Таппенс нашла Кларенса сидящим в плетеном кресле на веранде – или на лоджии, если угодно так ее называть. Он, по всей видимости, завтракал картофельными чипсами, а в левой руке у него была плитка шоколада.

– Доброе утро, миссис, – сказал Кларенс. – Пришел спросить, не нужно ли помочь.

– Ну конечно, нам всегда нужна помощь в саду и огороде. Ты, как мне кажется, работал одно время помощником старого Айзека.

– Не то чтобы работал постоянно, а так, иногда помогал ему. Я не слишком много понимаю в этих делах. Да и он, похоже, не слишком много знал. А разговаривали мы много, он все рассказывал про старые времена, как тогда было все прекрасно. Говорил, например, что был старшим садовником у мистера Болинго. Знаете, у того самого, что жил дальше по реке. Огромный дом у него был. Теперь там школа. Так вот, уверял, что служил там старшим садовником. Только бабка моя, бывало, говорила, что ни одному его слову верить нельзя.

– Ладно, неважно, – сказала Таппенс. – Мне просто хотелось достать кое-что из этой так называемой оранжерейки.

– Вы говорите про тот сарай, что со стеклянными стенами? Этот КК?

– Совершенно верно, – подтвердила Таппенс. – Так ты, оказывается, даже знаешь ее название?

– Да его завсегда так называли. Все это знали. Говорили, что это на японском языке. Не знаю только, верно это или нет.

– Ну пошли, – сказала Таппенс. – Пойдем туда.

Отправились целой процессией: Томми, Таппенс и пес Ганнибал, а в арьергарде следовал Альберт, который оставил не мытую после завтрака посуду ради более интересного занятия. Ганнибал был совершенно счастлив. Досконально исследовав по дороге все заманчивые запахи, он присоединился к ним у дверей КК, продолжая заинтересованно принюхиваться.

– Привет, Ганнибал, – сказала Таппенс. – Ты хочешь нам помочь? Расскажи нам что-нибудь.

– Что это за собака? – спросил Кларенс. – Кто-то говорил, что таких собак держат потому, что они охотятся на крыс. Это верно?

– Да, совершенно верно, – подтвердил Томми. – Это манчестерский терьер, черно-коричневый, старинная английская порода.

Ганнибал, понимая, что говорят о нем, вилял всем своим телом и с необычайной энергией постукивал хвостиком. Потом уселся на землю и огляделся по сторонам.

– Он, наверное, кусается? – спросил Кларенс. – Все так говорят.

– Это настоящая сторожевая собака, – сказала Таппенс. – Он меня охраняет.

– Совершенно верно, когда меня нет дома, он тебя опекает, – подтвердил Томми.

– Почтальон говорит, что он его чуть было не укусил дня четыре назад.

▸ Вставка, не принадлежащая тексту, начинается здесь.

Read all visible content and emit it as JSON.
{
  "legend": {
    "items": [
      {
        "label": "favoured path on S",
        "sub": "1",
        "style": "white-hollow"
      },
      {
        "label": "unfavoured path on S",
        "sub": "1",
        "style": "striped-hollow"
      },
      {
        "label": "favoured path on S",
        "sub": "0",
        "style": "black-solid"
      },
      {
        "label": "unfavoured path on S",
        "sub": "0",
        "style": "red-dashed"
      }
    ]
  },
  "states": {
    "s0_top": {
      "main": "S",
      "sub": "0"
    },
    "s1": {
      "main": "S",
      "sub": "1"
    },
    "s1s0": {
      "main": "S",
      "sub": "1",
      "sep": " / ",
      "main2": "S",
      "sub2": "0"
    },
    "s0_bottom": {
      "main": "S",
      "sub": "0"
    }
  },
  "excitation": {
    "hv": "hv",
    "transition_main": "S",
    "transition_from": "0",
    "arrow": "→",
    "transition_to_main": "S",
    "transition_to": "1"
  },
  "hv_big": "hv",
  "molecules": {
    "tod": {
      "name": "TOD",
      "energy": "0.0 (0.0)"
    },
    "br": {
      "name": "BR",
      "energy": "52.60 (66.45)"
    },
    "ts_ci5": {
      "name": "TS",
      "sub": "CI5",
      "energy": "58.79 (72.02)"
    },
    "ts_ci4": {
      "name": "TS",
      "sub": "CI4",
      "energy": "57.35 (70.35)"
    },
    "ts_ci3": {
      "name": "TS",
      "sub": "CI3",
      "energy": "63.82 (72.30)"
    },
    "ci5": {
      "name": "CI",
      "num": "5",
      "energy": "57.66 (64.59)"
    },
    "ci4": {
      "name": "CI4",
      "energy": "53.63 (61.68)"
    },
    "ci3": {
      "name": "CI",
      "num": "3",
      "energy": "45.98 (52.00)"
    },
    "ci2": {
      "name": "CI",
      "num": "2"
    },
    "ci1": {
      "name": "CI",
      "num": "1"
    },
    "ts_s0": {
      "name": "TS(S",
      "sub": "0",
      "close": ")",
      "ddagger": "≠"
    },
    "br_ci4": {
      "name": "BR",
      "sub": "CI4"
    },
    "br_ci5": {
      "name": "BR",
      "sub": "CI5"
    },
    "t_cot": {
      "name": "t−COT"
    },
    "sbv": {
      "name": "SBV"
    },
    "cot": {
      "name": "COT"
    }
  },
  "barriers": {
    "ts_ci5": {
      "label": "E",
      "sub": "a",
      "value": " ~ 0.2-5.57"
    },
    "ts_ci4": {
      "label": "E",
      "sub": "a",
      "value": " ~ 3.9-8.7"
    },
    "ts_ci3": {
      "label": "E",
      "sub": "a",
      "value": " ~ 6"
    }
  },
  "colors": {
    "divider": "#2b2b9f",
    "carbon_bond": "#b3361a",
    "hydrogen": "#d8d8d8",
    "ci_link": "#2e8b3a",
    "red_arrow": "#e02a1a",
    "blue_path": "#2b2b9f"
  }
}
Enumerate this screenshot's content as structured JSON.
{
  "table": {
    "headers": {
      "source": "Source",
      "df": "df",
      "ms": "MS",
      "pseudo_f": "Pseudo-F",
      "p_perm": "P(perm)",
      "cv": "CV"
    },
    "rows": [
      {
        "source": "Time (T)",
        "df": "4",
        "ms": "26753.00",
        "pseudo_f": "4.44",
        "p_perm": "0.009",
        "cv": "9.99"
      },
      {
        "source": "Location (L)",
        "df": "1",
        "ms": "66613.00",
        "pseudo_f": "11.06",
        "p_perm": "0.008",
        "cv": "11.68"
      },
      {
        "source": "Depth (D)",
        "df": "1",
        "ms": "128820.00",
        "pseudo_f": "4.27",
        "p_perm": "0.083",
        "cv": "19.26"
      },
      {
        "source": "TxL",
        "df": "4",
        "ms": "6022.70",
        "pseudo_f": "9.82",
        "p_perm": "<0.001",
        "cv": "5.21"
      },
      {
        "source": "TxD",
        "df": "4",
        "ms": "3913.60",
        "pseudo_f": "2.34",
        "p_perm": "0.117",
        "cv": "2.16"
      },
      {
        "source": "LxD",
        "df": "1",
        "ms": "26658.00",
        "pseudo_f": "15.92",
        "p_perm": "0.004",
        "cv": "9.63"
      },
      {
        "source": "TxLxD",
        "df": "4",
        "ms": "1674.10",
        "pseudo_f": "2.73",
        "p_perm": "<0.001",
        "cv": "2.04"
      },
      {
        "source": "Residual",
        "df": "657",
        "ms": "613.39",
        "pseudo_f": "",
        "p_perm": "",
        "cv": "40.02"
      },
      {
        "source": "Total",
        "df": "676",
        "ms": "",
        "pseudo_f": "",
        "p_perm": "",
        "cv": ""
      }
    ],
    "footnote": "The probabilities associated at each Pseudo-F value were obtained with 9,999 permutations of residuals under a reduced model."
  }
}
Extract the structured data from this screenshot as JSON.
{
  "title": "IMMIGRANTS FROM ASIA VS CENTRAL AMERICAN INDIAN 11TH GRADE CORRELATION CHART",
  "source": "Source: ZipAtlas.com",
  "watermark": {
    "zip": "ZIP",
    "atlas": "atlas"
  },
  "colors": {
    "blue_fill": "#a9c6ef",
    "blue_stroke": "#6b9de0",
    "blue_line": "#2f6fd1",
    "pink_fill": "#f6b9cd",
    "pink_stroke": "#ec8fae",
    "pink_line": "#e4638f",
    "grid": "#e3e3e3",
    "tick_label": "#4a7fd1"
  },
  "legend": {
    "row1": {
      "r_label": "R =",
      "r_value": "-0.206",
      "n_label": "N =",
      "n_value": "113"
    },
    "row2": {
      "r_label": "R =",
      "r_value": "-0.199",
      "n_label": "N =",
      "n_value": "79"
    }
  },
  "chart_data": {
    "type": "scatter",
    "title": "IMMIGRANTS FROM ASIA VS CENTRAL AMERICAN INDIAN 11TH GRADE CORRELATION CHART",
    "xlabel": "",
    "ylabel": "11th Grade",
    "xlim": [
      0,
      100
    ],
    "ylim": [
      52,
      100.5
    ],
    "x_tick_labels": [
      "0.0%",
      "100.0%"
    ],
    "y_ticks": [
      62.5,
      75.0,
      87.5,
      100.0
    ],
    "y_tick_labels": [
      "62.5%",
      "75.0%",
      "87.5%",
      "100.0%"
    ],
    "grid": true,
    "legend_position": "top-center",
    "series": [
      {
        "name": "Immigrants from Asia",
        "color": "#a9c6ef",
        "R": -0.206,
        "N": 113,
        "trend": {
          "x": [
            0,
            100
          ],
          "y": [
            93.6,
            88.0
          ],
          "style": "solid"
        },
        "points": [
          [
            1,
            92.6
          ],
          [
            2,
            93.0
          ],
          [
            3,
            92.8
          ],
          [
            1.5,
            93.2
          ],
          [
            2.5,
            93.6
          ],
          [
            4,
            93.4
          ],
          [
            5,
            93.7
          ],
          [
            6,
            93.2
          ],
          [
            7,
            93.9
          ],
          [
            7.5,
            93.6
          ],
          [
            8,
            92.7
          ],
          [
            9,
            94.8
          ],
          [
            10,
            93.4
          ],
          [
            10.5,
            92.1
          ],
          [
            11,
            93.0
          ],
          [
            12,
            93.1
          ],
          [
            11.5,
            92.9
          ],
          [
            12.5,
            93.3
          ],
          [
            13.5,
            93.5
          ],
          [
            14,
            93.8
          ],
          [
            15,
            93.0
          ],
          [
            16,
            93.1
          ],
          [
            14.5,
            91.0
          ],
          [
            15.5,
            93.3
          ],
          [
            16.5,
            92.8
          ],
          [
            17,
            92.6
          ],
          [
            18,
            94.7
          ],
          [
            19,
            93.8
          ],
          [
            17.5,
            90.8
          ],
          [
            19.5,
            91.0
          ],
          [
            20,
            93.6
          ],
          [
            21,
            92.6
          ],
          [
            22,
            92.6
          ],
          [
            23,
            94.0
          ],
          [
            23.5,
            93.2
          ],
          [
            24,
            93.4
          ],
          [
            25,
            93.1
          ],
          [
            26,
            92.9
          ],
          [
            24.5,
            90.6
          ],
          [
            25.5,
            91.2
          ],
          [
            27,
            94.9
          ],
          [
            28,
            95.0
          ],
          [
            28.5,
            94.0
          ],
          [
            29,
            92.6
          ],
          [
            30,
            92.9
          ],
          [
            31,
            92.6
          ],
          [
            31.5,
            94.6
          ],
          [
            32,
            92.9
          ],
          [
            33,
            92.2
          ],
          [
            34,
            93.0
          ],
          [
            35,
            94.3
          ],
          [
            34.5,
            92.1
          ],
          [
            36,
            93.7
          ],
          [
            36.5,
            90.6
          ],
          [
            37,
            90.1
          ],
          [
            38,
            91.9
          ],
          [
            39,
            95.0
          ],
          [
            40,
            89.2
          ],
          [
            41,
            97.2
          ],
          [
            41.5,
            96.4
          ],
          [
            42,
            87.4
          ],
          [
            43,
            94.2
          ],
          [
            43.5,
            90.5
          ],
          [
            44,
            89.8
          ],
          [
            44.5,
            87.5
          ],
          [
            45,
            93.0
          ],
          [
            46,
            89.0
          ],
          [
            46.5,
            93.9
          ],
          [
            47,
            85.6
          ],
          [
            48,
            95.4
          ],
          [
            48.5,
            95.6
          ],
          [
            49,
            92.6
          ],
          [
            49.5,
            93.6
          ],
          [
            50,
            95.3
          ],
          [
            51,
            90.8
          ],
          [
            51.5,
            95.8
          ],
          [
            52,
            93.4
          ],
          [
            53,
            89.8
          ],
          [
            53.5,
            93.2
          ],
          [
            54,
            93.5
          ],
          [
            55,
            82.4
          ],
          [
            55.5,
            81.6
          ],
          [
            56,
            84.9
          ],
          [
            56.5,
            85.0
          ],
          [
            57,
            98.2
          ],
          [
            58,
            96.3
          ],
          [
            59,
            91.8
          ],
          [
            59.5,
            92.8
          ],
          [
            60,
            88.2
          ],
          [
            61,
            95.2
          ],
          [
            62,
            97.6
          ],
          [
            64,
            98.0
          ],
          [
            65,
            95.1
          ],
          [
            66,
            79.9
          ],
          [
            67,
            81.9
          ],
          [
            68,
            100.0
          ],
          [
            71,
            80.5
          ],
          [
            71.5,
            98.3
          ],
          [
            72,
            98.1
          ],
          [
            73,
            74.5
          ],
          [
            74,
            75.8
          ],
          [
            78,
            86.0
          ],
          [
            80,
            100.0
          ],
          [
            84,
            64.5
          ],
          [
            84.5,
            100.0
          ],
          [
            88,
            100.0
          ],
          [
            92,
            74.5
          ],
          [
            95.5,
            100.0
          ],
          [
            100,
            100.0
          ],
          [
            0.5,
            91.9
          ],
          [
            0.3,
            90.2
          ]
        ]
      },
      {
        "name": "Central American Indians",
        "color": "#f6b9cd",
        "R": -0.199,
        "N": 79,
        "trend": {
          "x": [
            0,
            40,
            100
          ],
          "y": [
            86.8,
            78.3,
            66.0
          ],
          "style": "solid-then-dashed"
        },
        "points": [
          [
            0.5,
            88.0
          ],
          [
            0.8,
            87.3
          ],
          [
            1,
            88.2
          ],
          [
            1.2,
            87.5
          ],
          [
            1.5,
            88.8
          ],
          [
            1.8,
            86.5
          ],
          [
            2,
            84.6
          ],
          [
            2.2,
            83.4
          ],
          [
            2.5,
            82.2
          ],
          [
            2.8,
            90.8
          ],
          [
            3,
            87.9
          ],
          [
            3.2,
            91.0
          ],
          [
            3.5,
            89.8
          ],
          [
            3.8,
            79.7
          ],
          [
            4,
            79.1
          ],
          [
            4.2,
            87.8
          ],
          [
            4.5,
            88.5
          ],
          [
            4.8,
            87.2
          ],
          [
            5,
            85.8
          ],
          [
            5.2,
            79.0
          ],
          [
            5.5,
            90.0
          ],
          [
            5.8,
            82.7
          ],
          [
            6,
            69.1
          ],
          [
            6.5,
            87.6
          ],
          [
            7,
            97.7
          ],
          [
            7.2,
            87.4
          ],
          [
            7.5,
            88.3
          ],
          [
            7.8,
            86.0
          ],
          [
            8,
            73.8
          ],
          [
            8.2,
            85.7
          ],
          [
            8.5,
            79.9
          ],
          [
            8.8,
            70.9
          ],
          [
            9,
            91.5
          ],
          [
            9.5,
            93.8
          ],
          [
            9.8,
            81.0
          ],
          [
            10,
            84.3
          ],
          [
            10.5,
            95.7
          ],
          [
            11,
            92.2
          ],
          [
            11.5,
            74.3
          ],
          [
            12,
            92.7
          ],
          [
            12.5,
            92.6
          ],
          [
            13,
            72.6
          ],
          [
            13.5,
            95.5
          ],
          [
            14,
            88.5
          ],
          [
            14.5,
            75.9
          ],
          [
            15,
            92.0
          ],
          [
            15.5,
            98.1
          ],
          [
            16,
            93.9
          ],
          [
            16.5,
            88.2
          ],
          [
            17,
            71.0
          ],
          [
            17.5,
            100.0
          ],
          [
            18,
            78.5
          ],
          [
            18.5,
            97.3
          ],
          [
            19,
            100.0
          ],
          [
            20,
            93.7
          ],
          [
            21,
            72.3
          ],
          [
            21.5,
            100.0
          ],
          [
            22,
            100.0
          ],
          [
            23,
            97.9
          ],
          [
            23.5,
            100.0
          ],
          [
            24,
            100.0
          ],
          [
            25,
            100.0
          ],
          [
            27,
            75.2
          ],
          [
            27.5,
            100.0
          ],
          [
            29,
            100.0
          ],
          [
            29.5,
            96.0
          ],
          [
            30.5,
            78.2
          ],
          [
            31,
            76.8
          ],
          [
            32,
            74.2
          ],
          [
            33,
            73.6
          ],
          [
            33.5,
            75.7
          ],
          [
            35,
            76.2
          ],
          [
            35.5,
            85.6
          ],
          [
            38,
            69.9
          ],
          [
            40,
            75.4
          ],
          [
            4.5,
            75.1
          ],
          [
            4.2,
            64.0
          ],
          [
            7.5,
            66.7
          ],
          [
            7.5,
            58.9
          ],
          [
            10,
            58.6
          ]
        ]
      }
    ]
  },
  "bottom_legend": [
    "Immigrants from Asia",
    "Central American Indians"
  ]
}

– Все собаки ненавидят почтальонов, – сказала Таппенс. – Ты не знаешь, где ключ от КК?

– Знаю, – ответил Кларенс. – Он висит там, в сарае. В том месте, где свалены цветочные горшки.

Он побежал к сараю и вскоре вернулся с заржавелым ключом, который теперь был хорошо смазан.

– Это Айзек, верно, его смазал, – сказал он.

– Ну да, раньше замок трудно бывало открыть.

Дверь открыли.

Кембридж, фарфоровая скамеечка, вокруг ножки которой обвился лебедь, выглядел весьма импозантно. Очевидно, Айзек отмыл его и отполировал, собираясь перенести на веранду, где можно посидеть в хорошую погоду.